4. Encourage organized social activities and group participation
Loneliness and social isolation are significant problems for all people, and they underlie many mental and physical health complications, including eating disorders. Going to college is a major social transition, and our kids may need help navigating the social systems on campus.
Your child may or may not like their roommates. Your child may have found a few friends, or even many friends. But if your child is suffering from an eating disorder, then you should consider encouraging them to join some formal social activities to help them build deeper interpersonal connections and a stronger sense of belonging and purpose.
Talk to your child about options, which range from on-campus clubs, teams and programs, to off-campus volunteer opportunities. Even a low-stress job can be grounding and provide a sense of social connection and purpose for a child.
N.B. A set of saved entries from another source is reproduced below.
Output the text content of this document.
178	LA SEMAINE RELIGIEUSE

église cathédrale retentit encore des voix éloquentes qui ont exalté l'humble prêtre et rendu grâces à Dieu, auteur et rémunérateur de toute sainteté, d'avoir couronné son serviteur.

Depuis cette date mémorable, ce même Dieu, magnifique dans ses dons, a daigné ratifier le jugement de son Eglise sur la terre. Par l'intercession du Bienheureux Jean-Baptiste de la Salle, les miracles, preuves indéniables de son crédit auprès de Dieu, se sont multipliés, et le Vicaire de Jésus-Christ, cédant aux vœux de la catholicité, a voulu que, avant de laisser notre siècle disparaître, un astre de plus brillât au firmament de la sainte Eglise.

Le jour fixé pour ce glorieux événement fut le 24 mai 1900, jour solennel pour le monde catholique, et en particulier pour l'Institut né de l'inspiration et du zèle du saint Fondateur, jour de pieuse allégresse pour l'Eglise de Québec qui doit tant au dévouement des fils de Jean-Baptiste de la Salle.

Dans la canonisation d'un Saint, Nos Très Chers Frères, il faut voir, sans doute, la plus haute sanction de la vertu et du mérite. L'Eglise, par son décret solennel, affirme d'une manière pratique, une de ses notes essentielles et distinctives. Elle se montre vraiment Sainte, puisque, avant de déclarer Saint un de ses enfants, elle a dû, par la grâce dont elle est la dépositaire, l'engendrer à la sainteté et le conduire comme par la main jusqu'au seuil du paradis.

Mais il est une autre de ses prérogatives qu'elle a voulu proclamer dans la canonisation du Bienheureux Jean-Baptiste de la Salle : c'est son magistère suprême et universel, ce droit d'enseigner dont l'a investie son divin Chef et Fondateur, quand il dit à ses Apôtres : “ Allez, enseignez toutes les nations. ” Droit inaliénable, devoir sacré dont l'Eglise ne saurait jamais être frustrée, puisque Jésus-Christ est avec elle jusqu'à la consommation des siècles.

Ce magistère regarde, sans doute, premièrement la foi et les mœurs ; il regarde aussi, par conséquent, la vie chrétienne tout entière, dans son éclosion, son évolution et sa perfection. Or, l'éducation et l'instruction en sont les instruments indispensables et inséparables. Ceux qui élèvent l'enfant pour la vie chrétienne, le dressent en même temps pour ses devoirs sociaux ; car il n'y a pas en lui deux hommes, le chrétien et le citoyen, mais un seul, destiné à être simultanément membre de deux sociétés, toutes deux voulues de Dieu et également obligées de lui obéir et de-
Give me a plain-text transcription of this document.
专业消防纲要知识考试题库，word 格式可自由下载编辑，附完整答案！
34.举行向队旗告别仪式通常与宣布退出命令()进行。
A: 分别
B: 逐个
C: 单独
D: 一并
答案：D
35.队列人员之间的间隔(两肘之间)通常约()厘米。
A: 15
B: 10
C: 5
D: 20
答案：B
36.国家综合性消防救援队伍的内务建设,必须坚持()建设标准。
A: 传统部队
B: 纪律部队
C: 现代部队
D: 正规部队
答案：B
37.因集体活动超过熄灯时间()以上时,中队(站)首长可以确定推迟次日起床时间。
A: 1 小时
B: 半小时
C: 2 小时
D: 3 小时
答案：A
Your child may push back, and say that’s a stupid idea. It’s OK, just keep talking about it, and encourage your child to talk to their therapist about it, specifically in the context of loneliness and its impact on health and wellness. Remind your child that you’re not looking for a long-term commitment, but joining a group or club can be a great way to start the process of building connections and reducing loneliness.
It can feel very hard for parents to support their college-age kids, especially in light of the challenge of an eating disorder, but these tips can help you support your child’s full recovery from an eating disorder.